It would seem that Google's Storage API, positioned right in Amazon S3's market, is geared to be their bulk cloud storage option. Though they do have the gsutil you mentioned earlier, the online Storage Manager works really well as a drag and drop interface for uploading/organizing files and managing "buckets".

alt text
(source: googleapis.com)

They also claim that because of their RESTful API, it's compatible with existing cloud tools:

Google Storage is interoperable with a large number of cloud storage tools and libraries that work with services such as Amazon Simple Storage Service (Amazon S3) and Eucalyptus Systems, Inc.

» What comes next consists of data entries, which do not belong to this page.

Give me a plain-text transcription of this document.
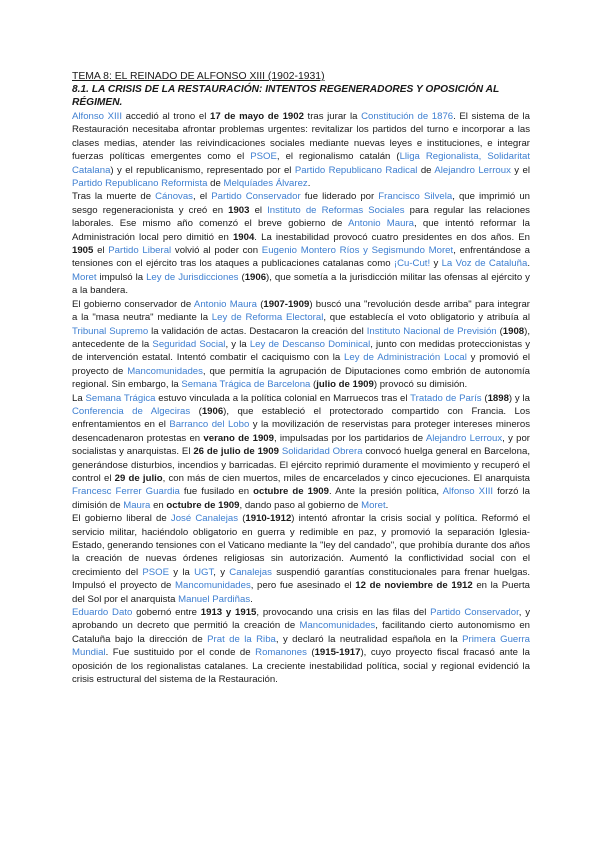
TEMA 8: EL REINADO DE ALFONSO XIII (1902-1931)

8.1. LA CRISIS DE LA RESTAURACIÓN: INTENTOS REGENERADORES Y OPOSICIÓN AL RÉGIMEN.

Alfonso XIII accedió al trono el 17 de mayo de 1902 tras jurar la Constitución de 1876. El sistema de la Restauración necesitaba afrontar problemas urgentes: revitalizar los partidos del turno e incorporar a las clases medias, atender las reivindicaciones sociales mediante nuevas leyes e instituciones, e integrar fuerzas políticas emergentes como el PSOE, el regionalismo catalán (Lliga Regionalista, Solidaritat Catalana) y el republicanismo, representado por el Partido Republicano Radical de Alejandro Lerroux y el Partido Republicano Reformista de Melquíades Álvarez.

Tras la muerte de Cánovas, el Partido Conservador fue liderado por Francisco Silvela, que imprimió un sesgo regeneracionista y creó en 1903 el Instituto de Reformas Sociales para regular las relaciones laborales. Ese mismo año comenzó el breve gobierno de Antonio Maura, que intentó reformar la Administración local pero dimitió en 1904. La inestabilidad provocó cuatro presidentes en dos años. En 1905 el Partido Liberal volvió al poder con Eugenio Montero Ríos y Segismundo Moret, enfrentándose a tensiones con el ejército tras los ataques a publicaciones catalanas como ¡Cu-Cut! y La Voz de Cataluña. Moret impulsó la Ley de Jurisdicciones (1906), que sometía a la jurisdicción militar las ofensas al ejército y a la bandera.

El gobierno conservador de Antonio Maura (1907-1909) buscó una "revolución desde arriba" para integrar a la "masa neutra" mediante la Ley de Reforma Electoral, que establecía el voto obligatorio y atribuía al Tribunal Supremo la validación de actas. Destacaron la creación del Instituto Nacional de Previsión (1908), antecedente de la Seguridad Social, y la Ley de Descanso Dominical, junto con medidas proteccionistas y de intervención estatal. Intentó combatir el caciquismo con la Ley de Administración Local y promovió el proyecto de Mancomunidades, que permitía la agrupación de Diputaciones como embrión de autonomía regional. Sin embargo, la Semana Trágica de Barcelona (julio de 1909) provocó su dimisión.

La Semana Trágica estuvo vinculada a la política colonial en Marruecos tras el Tratado de París (1898) y la Conferencia de Algeciras (1906), que estableció el protectorado compartido con Francia. Los enfrentamientos en el Barranco del Lobo y la movilización de reservistas para proteger intereses mineros desencadenaron protestas en verano de 1909, impulsadas por los partidarios de Alejandro Lerroux, y por socialistas y anarquistas. El 26 de julio de 1909 Solidaridad Obrera convocó huelga general en Barcelona, generándose disturbios, incendios y barricadas. El ejército reprimió duramente el movimiento y recuperó el control el 29 de julio, con más de cien muertos, miles de encarcelados y cinco ejecuciones. El anarquista Francesc Ferrer Guardia fue fusilado en octubre de 1909. Ante la presión política, Alfonso XIII forzó la dimisión de Maura en octubre de 1909, dando paso al gobierno de Moret.

El gobierno liberal de José Canalejas (1910-1912) intentó afrontar la crisis social y política. Reformó el servicio militar, haciéndolo obligatorio en guerra y redimible en paz, y promovió la separación Iglesia-Estado, generando tensiones con el Vaticano mediante la "ley del candado", que prohibía durante dos años la creación de nuevas órdenes religiosas sin autorización. Aumentó la conflictividad social con el crecimiento del PSOE y la UGT, y Canalejas suspendió garantías constitucionales para frenar huelgas. Impulsó el proyecto de Mancomunidades, pero fue asesinado el 12 de noviembre de 1912 en la Puerta del Sol por el anarquista Manuel Pardiñas.

Eduardo Dato gobernó entre 1913 y 1915, provocando una crisis en las filas del Partido Conservador, y aprobando un decreto que permitió la creación de Mancomunidades, facilitando cierto autonomismo en Cataluña bajo la dirección de Prat de la Riba, y declaró la neutralidad española en la Primera Guerra Mundial. Fue sustituido por el conde de Romanones (1915-1917), cuyo proyecto fiscal fracasó ante la oposición de los regionalistas catalanes. La creciente inestabilidad política, social y regional evidenció la crisis estructural del sistema de la Restauración.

I haven't had a chance to test that yet.

You are permitted to create buckets (and cannot nest them) but you can name your objects inside of them with / to emulate your local storage:

By using slashes in an object name, you can make objects appear as though they're stored in a hierarchical structure. For example, you could name one object /europe/france/paris.jpg and another object /europe/france/cannes.jpg.

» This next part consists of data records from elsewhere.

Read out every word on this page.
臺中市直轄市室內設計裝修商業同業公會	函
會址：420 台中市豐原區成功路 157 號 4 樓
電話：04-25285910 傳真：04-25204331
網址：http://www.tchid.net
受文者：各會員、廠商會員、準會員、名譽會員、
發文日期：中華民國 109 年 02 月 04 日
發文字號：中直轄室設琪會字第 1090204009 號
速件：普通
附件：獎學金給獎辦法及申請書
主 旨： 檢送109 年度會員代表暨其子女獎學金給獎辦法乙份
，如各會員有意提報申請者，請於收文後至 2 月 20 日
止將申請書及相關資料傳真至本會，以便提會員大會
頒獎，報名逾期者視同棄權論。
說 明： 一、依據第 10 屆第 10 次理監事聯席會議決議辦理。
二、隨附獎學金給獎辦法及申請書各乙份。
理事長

Google has planned pricing at


plus other bandwidth costs.

Marked community wiki, since it's somewhat tangential, speculative, and not available yet.

  • Funny, I think they just added a folders option and you can nest those. You can drag and drop a bunch of files and it will upload them sequentially, but you can't drop a folder into it (yet).
    – hyperslug
    Jul 8, 2010 at 23:48
  • Also, there is no filetype restriction, and AFAIK, no file size limit b/c you're paying for it.
    – hyperslug
    Jul 9, 2010 at 4:00

I've used Gladinet for this and it works great. They also support many other cloud based storage (Amazon S3) if you want. It lets you map a drive to your Google Storage.

They don't support anything but Windows however but you can setup a windows machine as a cloud AFS and backup Linux machines that way.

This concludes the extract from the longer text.